Sunday, October 4, 2009

Mr. Lucky

by Kurt Newton

H. Michael Casper (H to his friends) was always in the right place at the right time. Lottery tickets purchased on a whim…would win. Raffles, radio contests--you name it. Always the thousandth guest or the millionth customer. Even those lucky coins at the supermarket checkout line. One year, he had so many of the brightly colored tokens he decorated his Christmas tree with them (which he won as a door prize at the office Christmas party). Luck was on his side. Luck was his lady every night. Until, a package arrived on his doorstep.

The package had no return address. Inside the package was a doll, a small wishnik doll to be precise. With lucky horseshoes on the soles of each foot. It was a good luck doll.

Someone's idea of a joke, H thought, placing the doll on the fireplace mantle. A little more luck couldn't hurt.

Or could it?

The doll stared at him with wild hair and wide grin, as if to say luck was crazy, luck was insane. It appeared as if the doll wanted to wink, but was prevented from doing so by its rigid construction. H thought nothing of it.

Within a week H had wrecked his car, was laid off from his job of twenty years, and had developed a rash that just wouldn't go away. There was also the flooded basement, the three broken mirrors, and his television was struck by lightning. Not only had his luck dried up, it appeared to have turned black and was oozing bad juju.

Meanwhile, the wishnik sat atop the fireplace mantle, its eyes feral-looking, its grin nearly touching its ears. H did what any right-thinking person would have done. He built a fire and threw the wishnik into the flames.

He watched it burn.

Hair ignited, rubber melted, but the grin, shaped like a lucky horseshoe, seemed to stay put as the flames grew, flaring up in orange tendrils like strands of wild hair, and flaring out like a yellow tongue, extending beyond the hearth, licking a stack of nearby newspapers and setting them on fire.
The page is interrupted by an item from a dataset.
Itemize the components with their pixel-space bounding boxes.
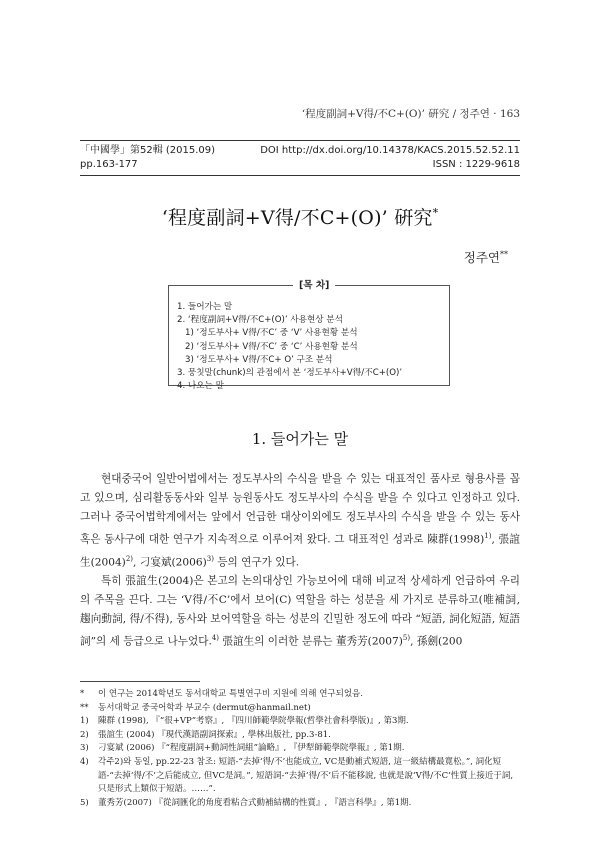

H ran, but the flames appeared to have a life of their own and beat him to each exit, zigzagging in continuous Ws along the walls and across the ceiling. The flames were accompanied by a hideous insane laughter, as if luck itself were mocking his very existence.

Which seemed to be at an end, thought H, as the smoke overcame him and he collapsed on the living room floor…

…only to wake up in a hospital room five days later, wrapped from head to toe in gauze, with over ninety percent of his body burned. A nurse leaned over him.

“You're a lucky man,” she said.

H nodded, thankful to be alive. There were several bouquets of flowers in the room, along with Get Well Soon balloons hovering near the ceiling.

“Someone left this here for you. Isn't it cute?”

The nurse held up a wishnik doll and waggled it back and forth. Its yellowish hair danced like flames, its eyes appeared to glow red.

The nurse needed to call the doctor because H just wouldn't stop screaming.

__________


Kurt Newton tries to let the story dictate how long it wants to be. Sometimes that means a very short story, sometimes it means a novel. One thing for sure is he's written a lot of them--both large and small. News about his latest can be found at http://kurt-newton.livejournal.com.

8 comments:

Leatherdykeuk said...

Oh dear. poor man.

Cate Gardner said...

Ooh, shiversome. And for once, I'm happy that I never have any luck. :D

Jodi Lee said...

Bravo! LOL

Alan W. Davidson said...

Man, the doll came back. What a wicked ending.

Michael Stone said...

What fantastic narration. Well done, Kurt.

kurtnewton said...

Thanks everyone! Glad you liked it. This story was actually written as a special handwritten inscription for a man named H. Casper who won a copy of my first novel, The Wishnik, as part of a subscription drive raffle for Dark Discoveries Magazine. You wouldn't believe how long it took me to write this 500-word flash by hand and make it small enough and neat enough to read -- with no mistakes!

abrokenlaptop said...

Cool story, but it's even better after learning how it came about!

-Mercedes

K. Allen Wood said...

Kick-ass tale, Kurt. I was wondering if it tied in with your novel. Vrey vrey cool!